The team is also said to be picking on France as supporting Ping as a candidate, because he is considered more sympathetic to French investors. City Press reports that the French deny this and quotes European diplomats saying that the South Africans are busy setting up France as the bogeyman to blame if they don’t win the elections.
And what of Dlamini-Zuma, the woman at the centre of this drama? Reports in the African press have indicated that she does not appear as enthusiastic as her team. She has been less vocal and her heart does not seem to be in the race.
Whether this is the case is hard to say. Her head of communications, Ronnie Mamoepa, is not with her. He is in South Africa and attempts to get hold of her through the international relations communications team proved futile.
There is no doubt that Dlamini-Zuma, a medical doctor who grew up in Durban as the eldest child in a family of eight, is South Africa’s best candidate for the post. She is a former minister of Foreign Affairs and has been credited with successfully turning around the shambolic Department of Home Affairs. If elected her tenure will mean that she will have to spend the next five years at the AU headquarters in Addis Ababa. This could effectively take her off the radar in the ANC’s own leadership election due to take place in December.
Dlamini-Zuma is the woman who Mbeki saw as his successor. It is rumoured that so far in election lists doing the rounds she has been nominated for the position of deputy president by the anti-Zuma faction, while the pro-Zuma faction want her as the party’s national chairperson.
So far analysts are not holding up much hope for South Africa’s chances at the AU, citing the country’s bad foreign affairs track record in Africa, such as its flip-flopping over Libya.
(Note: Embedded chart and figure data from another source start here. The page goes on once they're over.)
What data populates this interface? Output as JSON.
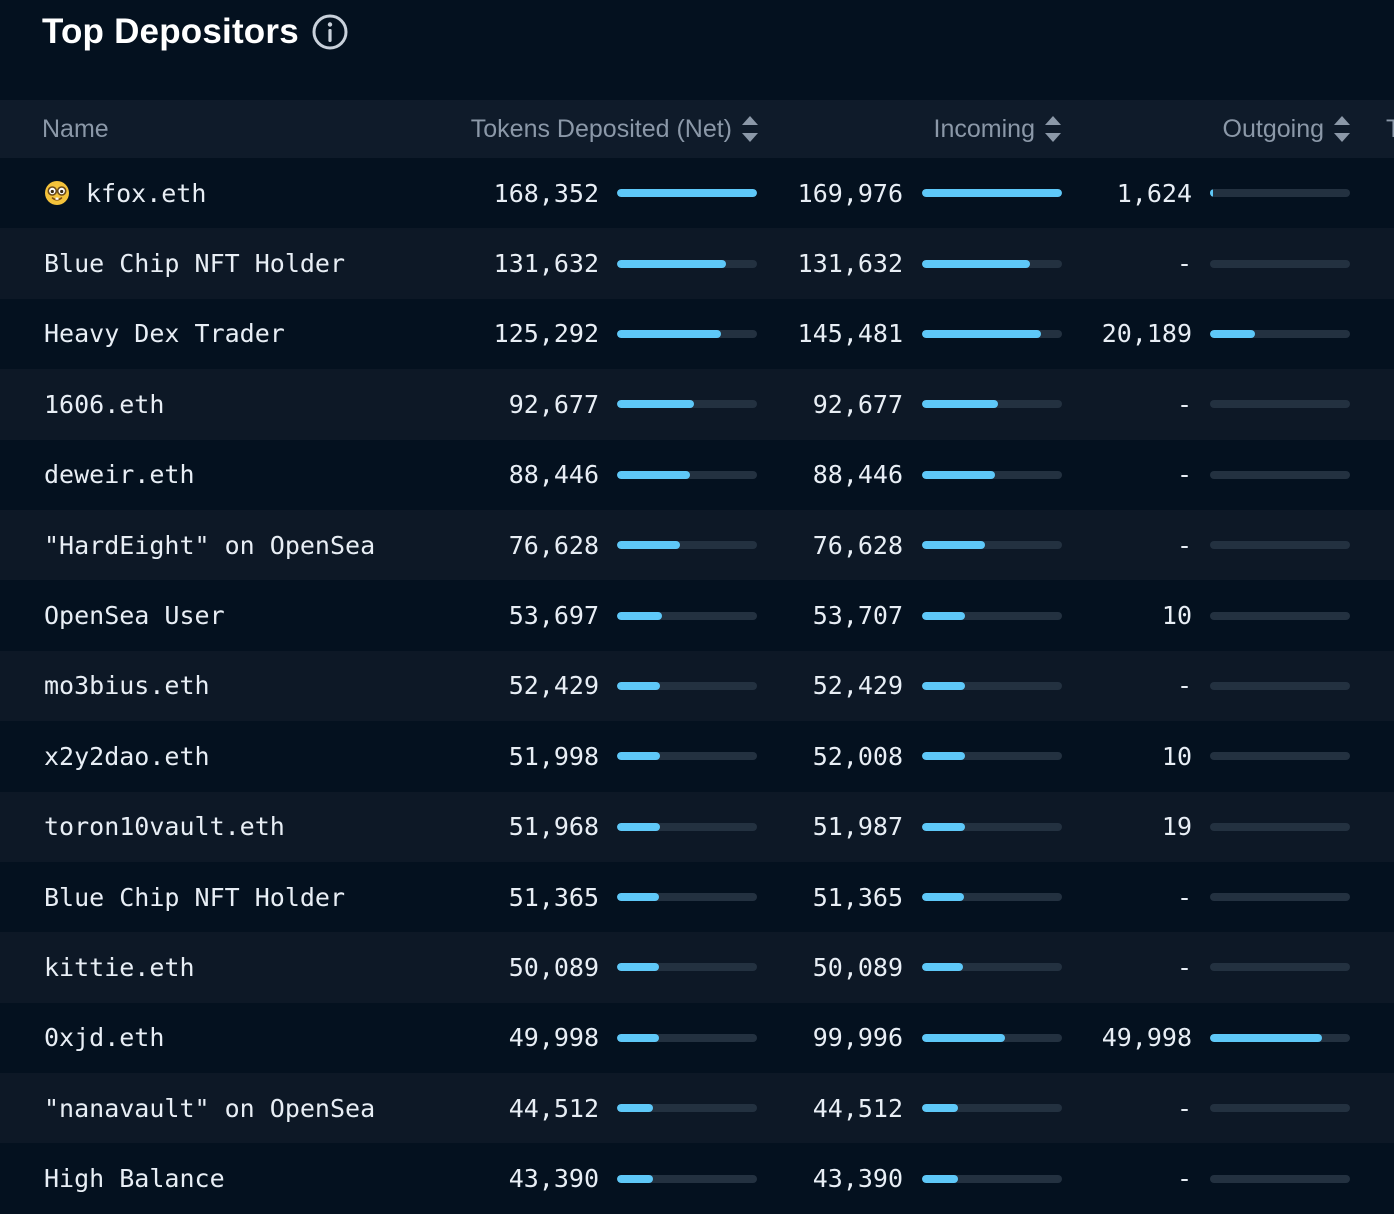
{
  "panel": {
    "title": "Top Depositors"
  },
  "columns": {
    "name": "Name",
    "tokens": "Tokens Deposited (Net)",
    "incoming": "Incoming",
    "outgoing": "Outgoing",
    "extra": "T"
  },
  "colors": {
    "accent": "#5ec8f8",
    "track": "#233140",
    "background": "#04111f",
    "header": "#0f1b2a"
  },
  "rows": [
    {
      "name": "kfox.eth",
      "emoji": "nerd-face-icon",
      "tokens": "168,352",
      "incoming": "169,976",
      "outgoing": "1,624",
      "tokens_pct": 100,
      "incoming_pct": 100,
      "outgoing_pct": 2
    },
    {
      "name": "Blue Chip NFT Holder",
      "tokens": "131,632",
      "incoming": "131,632",
      "outgoing": "-",
      "tokens_pct": 78,
      "incoming_pct": 77,
      "outgoing_pct": 0
    },
    {
      "name": "Heavy Dex Trader",
      "tokens": "125,292",
      "incoming": "145,481",
      "outgoing": "20,189",
      "tokens_pct": 74,
      "incoming_pct": 85,
      "outgoing_pct": 32
    },
    {
      "name": "1606.eth",
      "tokens": "92,677",
      "incoming": "92,677",
      "outgoing": "-",
      "tokens_pct": 55,
      "incoming_pct": 54,
      "outgoing_pct": 0
    },
    {
      "name": "deweir.eth",
      "tokens": "88,446",
      "incoming": "88,446",
      "outgoing": "-",
      "tokens_pct": 52,
      "incoming_pct": 52,
      "outgoing_pct": 0
    },
    {
      "name": "\"HardEight\" on OpenSea",
      "tokens": "76,628",
      "incoming": "76,628",
      "outgoing": "-",
      "tokens_pct": 45,
      "incoming_pct": 45,
      "outgoing_pct": 0
    },
    {
      "name": "OpenSea User",
      "tokens": "53,697",
      "incoming": "53,707",
      "outgoing": "10",
      "tokens_pct": 32,
      "incoming_pct": 31,
      "outgoing_pct": 0
    },
    {
      "name": "mo3bius.eth",
      "tokens": "52,429",
      "incoming": "52,429",
      "outgoing": "-",
      "tokens_pct": 31,
      "incoming_pct": 31,
      "outgoing_pct": 0
    },
    {
      "name": "x2y2dao.eth",
      "tokens": "51,998",
      "incoming": "52,008",
      "outgoing": "10",
      "tokens_pct": 31,
      "incoming_pct": 31,
      "outgoing_pct": 0
    },
    {
      "name": "toron10vault.eth",
      "tokens": "51,968",
      "incoming": "51,987",
      "outgoing": "19",
      "tokens_pct": 31,
      "incoming_pct": 31,
      "outgoing_pct": 0
    },
    {
      "name": "Blue Chip NFT Holder",
      "tokens": "51,365",
      "incoming": "51,365",
      "outgoing": "-",
      "tokens_pct": 30,
      "incoming_pct": 30,
      "outgoing_pct": 0
    },
    {
      "name": "kittie.eth",
      "tokens": "50,089",
      "incoming": "50,089",
      "outgoing": "-",
      "tokens_pct": 30,
      "incoming_pct": 29,
      "outgoing_pct": 0
    },
    {
      "name": "0xjd.eth",
      "tokens": "49,998",
      "incoming": "99,996",
      "outgoing": "49,998",
      "tokens_pct": 30,
      "incoming_pct": 59,
      "outgoing_pct": 80
    },
    {
      "name": "\"nanavault\" on OpenSea",
      "tokens": "44,512",
      "incoming": "44,512",
      "outgoing": "-",
      "tokens_pct": 26,
      "incoming_pct": 26,
      "outgoing_pct": 0
    },
    {
      "name": "High Balance",
      "tokens": "43,390",
      "incoming": "43,390",
      "outgoing": "-",
      "tokens_pct": 26,
      "incoming_pct": 26,
      "outgoing_pct": 0
    }
  ]
}
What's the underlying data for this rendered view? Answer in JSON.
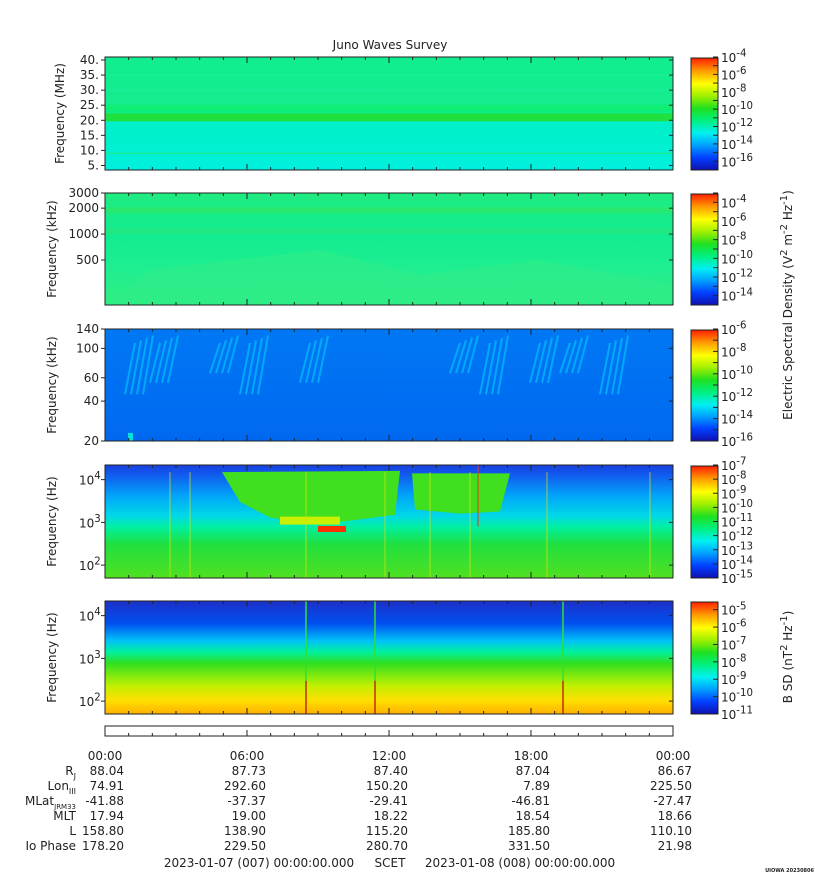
{
  "title": "Juno Waves Survey",
  "colors": {
    "colormap": [
      "#1010b0",
      "#0040ff",
      "#00a0ff",
      "#00f0f0",
      "#00f080",
      "#20e020",
      "#a0f000",
      "#ffff00",
      "#ffa000",
      "#ff2000"
    ]
  },
  "chart_data": [
    {
      "type": "heatmap",
      "name": "panel-1",
      "ylabel": "Frequency (MHz)",
      "yscale": "linear",
      "ylim": [
        3.5,
        41
      ],
      "y_ticks": [
        {
          "v": 5,
          "label": "5."
        },
        {
          "v": 10,
          "label": "10."
        },
        {
          "v": 15,
          "label": "15."
        },
        {
          "v": 20,
          "label": "20."
        },
        {
          "v": 25,
          "label": "25."
        },
        {
          "v": 30,
          "label": "30."
        },
        {
          "v": 35,
          "label": "35."
        },
        {
          "v": 40,
          "label": "40."
        }
      ],
      "colorbar": {
        "min_exp": -17,
        "max_exp": -4,
        "labels": [
          -4,
          -6,
          -8,
          -10,
          -12,
          -14,
          -16
        ]
      },
      "colorbar_title": ""
    },
    {
      "type": "heatmap",
      "name": "panel-2",
      "ylabel": "Frequency (kHz)",
      "yscale": "log",
      "ylim": [
        150,
        3000
      ],
      "y_ticks": [
        {
          "v": 500,
          "label": "500"
        },
        {
          "v": 1000,
          "label": "1000"
        },
        {
          "v": 2000,
          "label": "2000"
        },
        {
          "v": 3000,
          "label": "3000"
        }
      ],
      "colorbar": {
        "min_exp": -15,
        "max_exp": -3,
        "labels": [
          -4,
          -6,
          -8,
          -10,
          -12,
          -14
        ]
      },
      "colorbar_title": "Electric Spectral Density (V^2 m^-2 Hz^-1)"
    },
    {
      "type": "heatmap",
      "name": "panel-3",
      "ylabel": "Frequency (kHz)",
      "yscale": "log",
      "ylim": [
        20,
        140
      ],
      "y_ticks": [
        {
          "v": 20,
          "label": "20"
        },
        {
          "v": 40,
          "label": "40"
        },
        {
          "v": 60,
          "label": "60"
        },
        {
          "v": 100,
          "label": "100"
        },
        {
          "v": 140,
          "label": "140"
        }
      ],
      "colorbar": {
        "min_exp": -16,
        "max_exp": -6,
        "labels": [
          -6,
          -8,
          -10,
          -12,
          -14,
          -16
        ]
      },
      "colorbar_title": ""
    },
    {
      "type": "heatmap",
      "name": "panel-4",
      "ylabel": "Frequency (Hz)",
      "yscale": "log",
      "ylim": [
        50,
        22000
      ],
      "y_ticks": [
        {
          "v": 100,
          "label": "10^2"
        },
        {
          "v": 1000,
          "label": "10^3"
        },
        {
          "v": 10000,
          "label": "10^4"
        }
      ],
      "colorbar": {
        "min_exp": -15,
        "max_exp": -7,
        "labels": [
          -7,
          -8,
          -9,
          -10,
          -11,
          -12,
          -13,
          -14,
          -15
        ]
      },
      "colorbar_title": ""
    },
    {
      "type": "heatmap",
      "name": "panel-5",
      "ylabel": "Frequency (Hz)",
      "yscale": "log",
      "ylim": [
        50,
        22000
      ],
      "y_ticks": [
        {
          "v": 100,
          "label": "10^2"
        },
        {
          "v": 1000,
          "label": "10^3"
        },
        {
          "v": 10000,
          "label": "10^4"
        }
      ],
      "colorbar": {
        "min_exp": -11,
        "max_exp": -4.5,
        "labels": [
          -5,
          -6,
          -7,
          -8,
          -9,
          -10,
          -11
        ]
      },
      "colorbar_title": "B SD (nT^2 Hz^-1)"
    }
  ],
  "ephemeris": {
    "times": [
      "00:00",
      "06:00",
      "12:00",
      "18:00",
      "00:00"
    ],
    "rows": [
      {
        "label": "R",
        "sub": "J",
        "values": [
          "88.04",
          "87.73",
          "87.40",
          "87.04",
          "86.67"
        ]
      },
      {
        "label": "Lon",
        "sub": "III",
        "values": [
          "74.91",
          "292.60",
          "150.20",
          "7.89",
          "225.50"
        ]
      },
      {
        "label": "MLat",
        "sub": "JRM33",
        "values": [
          "-41.88",
          "-37.37",
          "-29.41",
          "-46.81",
          "-27.47"
        ]
      },
      {
        "label": "MLT",
        "sub": "",
        "values": [
          "17.94",
          "19.00",
          "18.22",
          "18.54",
          "18.66"
        ]
      },
      {
        "label": "L",
        "sub": "",
        "values": [
          "158.80",
          "138.90",
          "115.20",
          "185.80",
          "110.10"
        ]
      },
      {
        "label": "Io Phase",
        "sub": "",
        "values": [
          "178.20",
          "229.50",
          "280.70",
          "331.50",
          "21.98"
        ]
      }
    ]
  },
  "footer": {
    "start": "2023-01-07 (007) 00:00:00.000",
    "scet": "SCET",
    "end": "2023-01-08 (008) 00:00:00.000",
    "stamp": "UIOWA 20230806"
  }
}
The AU has also been described as an old boys’ club that may not be ready to elect its first woman chairperson.
Tomorrow Dlamini-Zuma turns 63. Here’s wishing her whatever outcome on Monday that she truly wants. If elected, she will be a worthy representative of South Africa. If not, the campaign will not leave as large a dent on her image as that of her ex-husband, who may have to acknowledge that he misread Africa’s mood.